Vieille comme le monde, la musique existe dès le commencement
des temps, et ses origines se confondent avec celles de l’homme.
Il semble évident qu’à l’origine elle fut surtout dominée
par le rythme. Battements des mains, frappement des pieds, choc de deux
pierres ou de deux morceaux de bois soutenaient sans doute - tels des instruments
à percussion - quelques dessins vocaux monodiques inlassablement
répétés. De cet art primitif, les plus anciennes civilisations
du globe gardent encore quelques traces, et certaines pratiques, chants
de travail et chants incantatoires en particulier, subsistent de nos jours
chez certaines peuplades d’Afrique ou d’Amérique.
Ignorant les lois scientifiques qui régissent l’univers, le
primitif appelle Esprits, et plus tard Dieux, tous
les phénomènes qu’il ne peut expliquer : croissance d’un
végétal, ordre des saisons, beau temps et orage, douleur
et plaisir, vie et mort, etc. Ces esprits, il essaie de les charmer pour
se les rendre favorables. Son meilleur moyen de séduction,
c’est le chant, doué pour lui d’un grand pouvoir magique, mystérieux
et infaillible, et qu’il varie selon les résultats souhaités.
Pour agir sur les animaux, les personnes et les choses, existent de
nombreuses incantations : contre la morsure des serpents, contre les maladies,
pour communiquer avec les esprits, pour dompter les animaux, pour assouvir
la colère et la vengeance, pour obtenir la pluie ou le beau temps,
pour évoquer les fantômes, pour ramener les morts sur la terre,
pour chasser ou pour apaiser les démons, etc.
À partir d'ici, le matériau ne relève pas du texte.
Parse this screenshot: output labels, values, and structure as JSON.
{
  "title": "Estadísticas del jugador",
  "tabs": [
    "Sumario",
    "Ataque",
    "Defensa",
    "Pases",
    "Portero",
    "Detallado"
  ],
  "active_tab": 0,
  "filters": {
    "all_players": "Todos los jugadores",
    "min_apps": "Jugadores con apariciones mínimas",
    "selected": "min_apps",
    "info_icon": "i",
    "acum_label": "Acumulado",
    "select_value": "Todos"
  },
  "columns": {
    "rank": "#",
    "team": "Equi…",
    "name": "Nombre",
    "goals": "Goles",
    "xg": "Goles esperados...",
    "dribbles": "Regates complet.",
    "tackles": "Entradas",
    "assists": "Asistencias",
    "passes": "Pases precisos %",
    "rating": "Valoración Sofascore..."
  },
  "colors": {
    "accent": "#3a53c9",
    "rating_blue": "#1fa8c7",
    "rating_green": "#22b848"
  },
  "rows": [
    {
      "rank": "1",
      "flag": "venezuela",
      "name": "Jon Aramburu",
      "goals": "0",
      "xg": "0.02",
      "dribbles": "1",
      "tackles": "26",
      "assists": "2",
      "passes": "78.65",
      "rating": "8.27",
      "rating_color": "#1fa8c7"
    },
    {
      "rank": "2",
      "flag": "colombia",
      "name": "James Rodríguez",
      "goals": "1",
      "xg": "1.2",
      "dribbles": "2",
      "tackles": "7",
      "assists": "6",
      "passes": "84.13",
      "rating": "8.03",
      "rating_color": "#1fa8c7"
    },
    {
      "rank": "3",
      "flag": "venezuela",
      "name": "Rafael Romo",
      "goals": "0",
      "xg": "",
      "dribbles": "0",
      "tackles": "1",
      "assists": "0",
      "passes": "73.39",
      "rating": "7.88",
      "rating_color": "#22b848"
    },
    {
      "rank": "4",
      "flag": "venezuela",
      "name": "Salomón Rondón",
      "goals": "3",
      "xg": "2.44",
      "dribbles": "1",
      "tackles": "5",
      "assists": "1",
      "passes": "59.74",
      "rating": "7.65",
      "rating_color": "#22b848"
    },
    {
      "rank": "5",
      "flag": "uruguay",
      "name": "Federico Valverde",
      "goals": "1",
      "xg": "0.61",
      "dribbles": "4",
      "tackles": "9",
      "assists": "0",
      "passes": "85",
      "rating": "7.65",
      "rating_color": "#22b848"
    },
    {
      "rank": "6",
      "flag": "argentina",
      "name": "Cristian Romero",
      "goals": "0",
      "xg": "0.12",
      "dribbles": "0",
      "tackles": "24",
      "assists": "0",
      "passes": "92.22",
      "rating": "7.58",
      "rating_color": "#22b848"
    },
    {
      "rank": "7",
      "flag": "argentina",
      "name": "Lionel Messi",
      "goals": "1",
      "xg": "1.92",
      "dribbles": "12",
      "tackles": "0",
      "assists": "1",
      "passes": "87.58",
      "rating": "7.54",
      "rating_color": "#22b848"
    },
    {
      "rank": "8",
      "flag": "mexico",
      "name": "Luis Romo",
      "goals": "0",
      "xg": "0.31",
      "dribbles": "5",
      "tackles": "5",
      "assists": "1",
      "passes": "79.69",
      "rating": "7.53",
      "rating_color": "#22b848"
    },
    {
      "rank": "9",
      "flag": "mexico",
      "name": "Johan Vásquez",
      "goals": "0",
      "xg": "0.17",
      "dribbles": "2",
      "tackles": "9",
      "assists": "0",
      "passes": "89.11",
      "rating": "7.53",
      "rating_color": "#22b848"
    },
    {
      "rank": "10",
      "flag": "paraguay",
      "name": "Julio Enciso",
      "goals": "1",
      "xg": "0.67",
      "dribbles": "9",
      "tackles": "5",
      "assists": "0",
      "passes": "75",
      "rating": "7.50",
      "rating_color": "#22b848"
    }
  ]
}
Progressivement, cette forme primitive de la musique s’organise. Les
sources de renseignements que nous possédons ( statues, bas-reliefs,
fresques, vestiges d’instruments) précisent le point d’aboutissement
des, recherches ou des trouvailles.
Quelques incantations
Contre les maladies (légende indienne)
En préparant un remède, il faut chanter une formule déterminée. Ainsi la drogue aura un goût détestable pour le démon qui habite le corps du malade et qu’on veut chasser.
Incantation maléfique (légende chinoise)
Au VIe siècle avant J.-C., le duc Ling se rend au pays de Tsin. Pendant une halte sur le bord de la rivière Pou, il entend une mélodie jouée sur un luth invisible, et en fait noter l’air par son maître de musique. Il arrive enfin au pays de Tsin où le roi le reçoit magnifiquement. A la fin d’un somptueux repas, le duc Ling propose à son hôte de lui faire entendre cet air merveilleux recueilli au cours du voyage. A peine le maître de musique a-t-il émis les premières notes qu’un des convives veut l’arrêter, disant que c’est une musique de perdition qui amènera des catastrophes. Le roi s’entête et demande qu’on lui chante cet air. Mais dès la première mélodie, des grues noires s’abattent sur la terrasse du palais ; à la seconde, des nuages paraissent dans le ciel, à la troisième, une rafale de vent se déchaîne. Saisis de frayeur les assistants se prosternent. Pendant trois ans le pays fut désolé par une grande sécheresse qui rendit la terre rouge et stérile.
Pour obtenir la pluie ou le beau temps
Légende hindoue : Une jeune fille ayant chanté
en pleine sécheresse l’incantation correspondant à la saison
des pluies, amena sur tout le pays une ondée bienfaisante qui le
sauva de la famine.
Légende japonaise : Un jour, la déesse du soleil
laisse le monde dans l’obscurité en se cachant dans une caverne.
Après de vaines supplications, un dieu avisé attache ensemble
six grands arcs, les fixe au sol et en fait vibrer les cordes à
la manière d’une harpe, tandis qu’un autre marque le rythme, danse
et chante, une branche de bambou à la main. Curieuse, la déesse
sort de sa caverne, et la lumière luit sur le monde.
Pour dompter les animaux (légende d’Orphée) : Sa
femme Eurydice ayant été mordue par un serpent le jour même
de ses noces, Orphée descend aux Enfers et charme par la douceur
de son chant les divinités infernales qui lui rendent son épouse.